My code uses a lot of batched matrix multiplications of small matricies, but I get no speedup for using more than one thread on a 4 core machine (also tested on a 6 core and a 64 core cluster node)

So I ran a test and found the following (only on the 4 core)

>import timeit
>print(timeit.timeit("a*b",setup="import torch; torch.set_num_threads(1); torch.set_num_interop_threads(1); a=torch.normal(mean=torch.zeros((1000000,2,2)),std=1.0);  b=torch.normal(mean=torch.zeros((1000000,2,2)),std=1.0)",number=10000))
75.0120605

cpu usage was at roughly 23% for python

then I ran the following:

>import timeit
>print(timeit.timeit("a*b",setup="import torch; torch.set_num_threads(4); torch.set_num_interop_threads(4); a=torch.normal(mean=torch.zeros((1000000,2,2)),std=1.0);  b=torch.normal(mean=torch.zeros((1000000,2,2)),std=1.0)",number=10000))
61.3748576

cpu usage was >85% for python and at 100% for the whole system.

I reproduced this with similar results a couple of times and I also tried using different values of threads and interop threads without any improvement.
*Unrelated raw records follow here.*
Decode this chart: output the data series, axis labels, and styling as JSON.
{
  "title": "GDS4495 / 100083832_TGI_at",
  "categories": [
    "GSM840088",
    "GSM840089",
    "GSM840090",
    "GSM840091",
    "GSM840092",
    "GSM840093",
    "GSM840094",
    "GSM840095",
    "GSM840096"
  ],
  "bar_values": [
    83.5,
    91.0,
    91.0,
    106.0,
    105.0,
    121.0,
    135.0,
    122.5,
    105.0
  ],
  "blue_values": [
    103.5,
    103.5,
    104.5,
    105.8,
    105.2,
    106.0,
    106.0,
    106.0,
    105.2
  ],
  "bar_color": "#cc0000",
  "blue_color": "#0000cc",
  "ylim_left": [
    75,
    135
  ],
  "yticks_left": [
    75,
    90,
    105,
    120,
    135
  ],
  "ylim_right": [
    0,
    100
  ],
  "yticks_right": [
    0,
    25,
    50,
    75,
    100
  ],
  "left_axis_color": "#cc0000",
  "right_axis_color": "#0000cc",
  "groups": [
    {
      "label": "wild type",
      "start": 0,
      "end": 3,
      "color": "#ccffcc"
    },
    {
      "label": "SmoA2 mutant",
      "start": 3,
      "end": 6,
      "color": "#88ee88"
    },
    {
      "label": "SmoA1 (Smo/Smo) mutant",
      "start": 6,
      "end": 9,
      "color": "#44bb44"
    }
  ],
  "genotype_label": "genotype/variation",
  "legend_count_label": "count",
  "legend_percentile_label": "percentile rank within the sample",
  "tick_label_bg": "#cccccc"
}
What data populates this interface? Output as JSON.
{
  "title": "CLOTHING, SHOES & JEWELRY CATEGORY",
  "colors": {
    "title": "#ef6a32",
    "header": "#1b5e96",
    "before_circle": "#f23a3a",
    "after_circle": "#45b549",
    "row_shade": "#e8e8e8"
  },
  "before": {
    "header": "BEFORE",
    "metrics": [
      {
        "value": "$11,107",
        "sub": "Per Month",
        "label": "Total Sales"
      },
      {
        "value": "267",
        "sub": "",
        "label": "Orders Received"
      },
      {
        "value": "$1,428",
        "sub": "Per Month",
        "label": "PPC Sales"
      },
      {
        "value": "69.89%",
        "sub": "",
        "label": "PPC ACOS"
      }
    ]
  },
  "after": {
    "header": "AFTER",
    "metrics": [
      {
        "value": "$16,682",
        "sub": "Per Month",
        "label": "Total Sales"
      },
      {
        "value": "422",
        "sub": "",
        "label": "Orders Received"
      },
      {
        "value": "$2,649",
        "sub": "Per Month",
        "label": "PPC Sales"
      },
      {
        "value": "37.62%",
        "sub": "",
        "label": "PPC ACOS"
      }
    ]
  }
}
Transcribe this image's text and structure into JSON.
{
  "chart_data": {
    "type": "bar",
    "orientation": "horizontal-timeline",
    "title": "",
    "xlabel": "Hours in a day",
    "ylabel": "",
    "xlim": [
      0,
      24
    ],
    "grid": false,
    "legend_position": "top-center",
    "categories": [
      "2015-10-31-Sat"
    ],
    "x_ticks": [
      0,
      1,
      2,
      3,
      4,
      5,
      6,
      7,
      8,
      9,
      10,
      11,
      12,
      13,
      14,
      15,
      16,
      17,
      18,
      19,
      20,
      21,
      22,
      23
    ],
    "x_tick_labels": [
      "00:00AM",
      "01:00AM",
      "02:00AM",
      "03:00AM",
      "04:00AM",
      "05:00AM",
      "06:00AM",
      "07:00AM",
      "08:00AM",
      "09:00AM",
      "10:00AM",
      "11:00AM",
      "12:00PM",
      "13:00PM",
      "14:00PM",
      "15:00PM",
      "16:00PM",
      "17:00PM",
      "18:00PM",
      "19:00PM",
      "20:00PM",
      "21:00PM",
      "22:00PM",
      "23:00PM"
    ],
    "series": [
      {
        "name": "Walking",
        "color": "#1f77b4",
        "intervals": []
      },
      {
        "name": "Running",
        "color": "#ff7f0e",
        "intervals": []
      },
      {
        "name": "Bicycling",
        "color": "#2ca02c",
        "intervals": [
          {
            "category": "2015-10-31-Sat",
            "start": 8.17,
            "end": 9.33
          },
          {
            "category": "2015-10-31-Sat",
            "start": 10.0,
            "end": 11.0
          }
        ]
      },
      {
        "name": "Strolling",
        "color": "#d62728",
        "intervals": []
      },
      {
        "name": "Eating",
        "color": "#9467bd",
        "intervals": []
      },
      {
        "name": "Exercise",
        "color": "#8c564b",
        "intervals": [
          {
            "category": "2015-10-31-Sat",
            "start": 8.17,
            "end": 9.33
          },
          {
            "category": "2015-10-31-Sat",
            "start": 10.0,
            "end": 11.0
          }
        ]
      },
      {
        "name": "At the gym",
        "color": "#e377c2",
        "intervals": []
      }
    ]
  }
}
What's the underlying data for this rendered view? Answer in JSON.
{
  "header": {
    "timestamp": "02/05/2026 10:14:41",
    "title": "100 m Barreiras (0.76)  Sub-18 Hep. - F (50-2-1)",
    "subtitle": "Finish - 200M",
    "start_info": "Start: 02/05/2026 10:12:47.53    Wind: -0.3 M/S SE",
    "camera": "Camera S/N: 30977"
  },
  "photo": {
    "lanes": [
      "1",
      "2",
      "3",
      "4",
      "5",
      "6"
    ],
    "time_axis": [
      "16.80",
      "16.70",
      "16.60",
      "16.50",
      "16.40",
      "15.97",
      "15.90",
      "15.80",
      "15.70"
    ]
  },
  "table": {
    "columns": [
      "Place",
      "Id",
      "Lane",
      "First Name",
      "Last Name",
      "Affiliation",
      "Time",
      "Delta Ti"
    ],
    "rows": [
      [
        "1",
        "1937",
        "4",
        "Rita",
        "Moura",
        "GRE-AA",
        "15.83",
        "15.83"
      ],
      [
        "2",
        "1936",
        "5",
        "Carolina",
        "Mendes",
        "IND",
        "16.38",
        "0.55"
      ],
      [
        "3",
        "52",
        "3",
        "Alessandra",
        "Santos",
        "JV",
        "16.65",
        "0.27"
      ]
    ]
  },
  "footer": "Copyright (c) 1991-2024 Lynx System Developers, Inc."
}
While this is at least some speedup( which I do not get for my code), this is not what I expected for using 4 cores instead of one.

Is this expected?

I need my code to scale, so that it can use the 64 cores of the cluster node efficiently.
There are some loops that I could manually parallelize, but I would prefer if there was an effiecient way to just run the batched matrix multiplications in parallel.